Bronk sieht das ähnlich: "Angesichts der Tatsache, dass schon syrische Kampfflugzeuge und Drohnen im türkischen Luftraum abgeschossen wurden, war ein Waffeneinsatz durch die türkische Seite möglich."
Der Vorfall im türkischen Luftraum lässt Gefahren für den syrischen Luftraum befürchten - auch dort könnten sich äußerst heikle Situationen ergeben. Denn während die USA gemeinsam mit fünf arabischen Staaten den "Islamischen Staat" bombardieren, greift die Türkei zusätzlich die kurdische Arbeiterpartei PKK und ihren syrischen Ableger PYD an. Die Russen dagegen attackieren laut Stoltenberg nicht wie angekündigt den "Islamischen Staat", sondern "die syrische Opposition und Zivilisten". Russland weist das zurück.
Nach russischen Angaben fliegen derzeit mehr als 50 Flugzeuge und Helikopter insgesamt 20 bis 25 Missionen pro Tag - etwa dreimal so viel wie die US-geführte Allianz. Hinzu kommt, dass die Russen auch Flugabwehrraketen in Syrien stationiert haben.
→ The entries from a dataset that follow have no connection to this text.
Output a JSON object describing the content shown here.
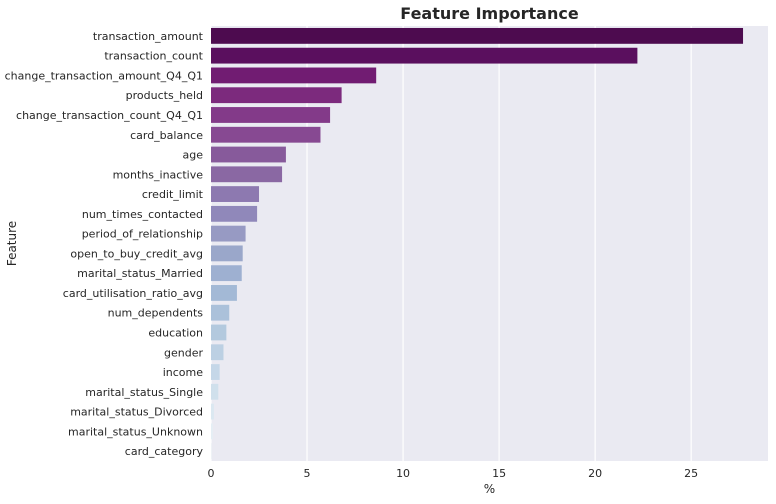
{
  "chart_data": {
    "type": "bar",
    "orientation": "horizontal",
    "title": "Feature Importance",
    "xlabel": "%",
    "ylabel": "Feature",
    "xlim": [
      0,
      29
    ],
    "xticks": [
      0,
      5,
      10,
      15,
      20,
      25
    ],
    "grid": true,
    "legend": "none",
    "background_color": "#eaeaf2",
    "grid_color": "#ffffff",
    "categories": [
      "transaction_amount",
      "transaction_count",
      "change_transaction_amount_Q4_Q1",
      "products_held",
      "change_transaction_count_Q4_Q1",
      "card_balance",
      "age",
      "months_inactive",
      "credit_limit",
      "num_times_contacted",
      "period_of_relationship",
      "open_to_buy_credit_avg",
      "marital_status_Married",
      "card_utilisation_ratio_avg",
      "num_dependents",
      "education",
      "gender",
      "income",
      "marital_status_Single",
      "marital_status_Divorced",
      "marital_status_Unknown",
      "card_category"
    ],
    "values": [
      27.7,
      22.2,
      8.6,
      6.8,
      6.2,
      5.7,
      3.9,
      3.7,
      2.5,
      2.4,
      1.8,
      1.65,
      1.6,
      1.35,
      0.95,
      0.8,
      0.65,
      0.45,
      0.38,
      0.15,
      0.1,
      0.03
    ],
    "colors": [
      "#4d0b4f",
      "#5a0f5e",
      "#711c72",
      "#7c2a7d",
      "#833a89",
      "#874992",
      "#875a9b",
      "#8a68a3",
      "#8d79b0",
      "#9088ba",
      "#979ac3",
      "#9aa7ca",
      "#9eb0d1",
      "#a3b9d6",
      "#abc1da",
      "#b3c9de",
      "#bcd0e3",
      "#c5d7e8",
      "#d0e0ec",
      "#dbe8f1",
      "#e5eef5",
      "#eef4f9"
    ]
  }
}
Um in dieser unübersichtlichen Lage folgenschwere Missverständnisse zu verhindern, verlangte das US-Verteidigungsministerium bereits vergangene Woche von den Russen, ihre Einsätze mit den Alliierten abzusprechen. Doch darauf wartet der Westen offenbar noch immer, denn Stoltenberg forderte am Dienstag erneut die sogenannte "deconfliction" des syrischen Luftraums. "Das ist die Minimalanforderung", sagte der Nato-Chef. "Wir nehmen das sehr ernst."